We’d be out for a walk and Jonah would start pointing and saying, “Woof, woof, woof!” (i.e., “Mama, Dada, over there, a doggie!”). We wouldn’t see a dog anywhere, but he never lost his resolve. “Woof, woof, woof!” And sure enough, six, maybe seven blocks up, off in the distance we would see it: a big black poodle, or a cream-colored golden retriever. He was right every time. We were the ones without eyes to see.
He had trained his eyes to be on the lookout for dogs, planes, trains and big trucks, so he could see them all from far away. His ears, too: he could pick out barking and train whistles from the world’s cacophony of sounds.

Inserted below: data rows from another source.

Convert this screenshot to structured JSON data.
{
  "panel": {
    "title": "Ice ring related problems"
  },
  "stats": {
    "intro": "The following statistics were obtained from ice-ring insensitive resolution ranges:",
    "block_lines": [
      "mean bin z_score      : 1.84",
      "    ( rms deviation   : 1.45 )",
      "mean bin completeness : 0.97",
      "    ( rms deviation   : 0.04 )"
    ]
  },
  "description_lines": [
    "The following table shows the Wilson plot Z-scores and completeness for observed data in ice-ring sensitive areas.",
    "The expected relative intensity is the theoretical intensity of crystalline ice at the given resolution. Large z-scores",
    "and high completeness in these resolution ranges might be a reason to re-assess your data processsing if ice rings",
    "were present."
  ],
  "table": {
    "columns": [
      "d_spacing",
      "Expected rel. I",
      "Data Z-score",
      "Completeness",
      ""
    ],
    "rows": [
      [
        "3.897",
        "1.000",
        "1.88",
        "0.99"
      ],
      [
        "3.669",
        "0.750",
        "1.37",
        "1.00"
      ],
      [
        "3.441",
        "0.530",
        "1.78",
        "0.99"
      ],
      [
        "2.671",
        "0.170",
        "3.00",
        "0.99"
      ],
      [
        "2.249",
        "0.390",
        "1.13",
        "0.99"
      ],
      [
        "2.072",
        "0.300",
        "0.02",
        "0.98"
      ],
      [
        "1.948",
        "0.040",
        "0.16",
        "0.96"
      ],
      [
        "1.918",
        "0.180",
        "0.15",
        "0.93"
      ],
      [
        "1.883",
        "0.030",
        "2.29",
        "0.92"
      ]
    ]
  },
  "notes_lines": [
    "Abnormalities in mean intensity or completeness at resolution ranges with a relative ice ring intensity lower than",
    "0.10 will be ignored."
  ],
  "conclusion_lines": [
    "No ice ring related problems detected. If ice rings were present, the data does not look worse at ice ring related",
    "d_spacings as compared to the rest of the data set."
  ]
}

This is what we’re called to do during the sweet season of Epiphany. We are called to train our eyes and ears to see and hear the glory of God all around us, to perceive that everything is radiant and resonant with the goodness of God, to realize afresh the truth of those words in Isaiah: “The people who walked in darkness have seen a great light.”
This isn’t always an easy task. Frostbite and hypothermia threaten our homeless brothers and sisters as the temperatures continue to fall. Sex slavery runs rampant abroad and in our own backyards, and the blind cycle of violence in the Middle East goes round and round. Talk about a cacophony.
It’s hard to believe that God’s light and love and peace are overwhelming the world. It’s hard to believe that the year of the Lord’s favor has begun.
And yet as Christians we’re called to train our eyes and ears. To see and hear the world through the eyes and ears of Isaiah and Jesus. To tirelessly search the horizon for the ways in which God is coming into the world, and to see that light is shining in the darkness—that God is at work bringing good news to the poor, proclaiming release to the captives and recovery of sight to the blind, letting the oppressed go free.
The signs may be off in the distance, or camouflaged by distractions. But they are there, we trust and pray—and by the grace of God, with the eyes and ears of faith, and with one another’s help in congregations of looking and listening, we can and will perceive them.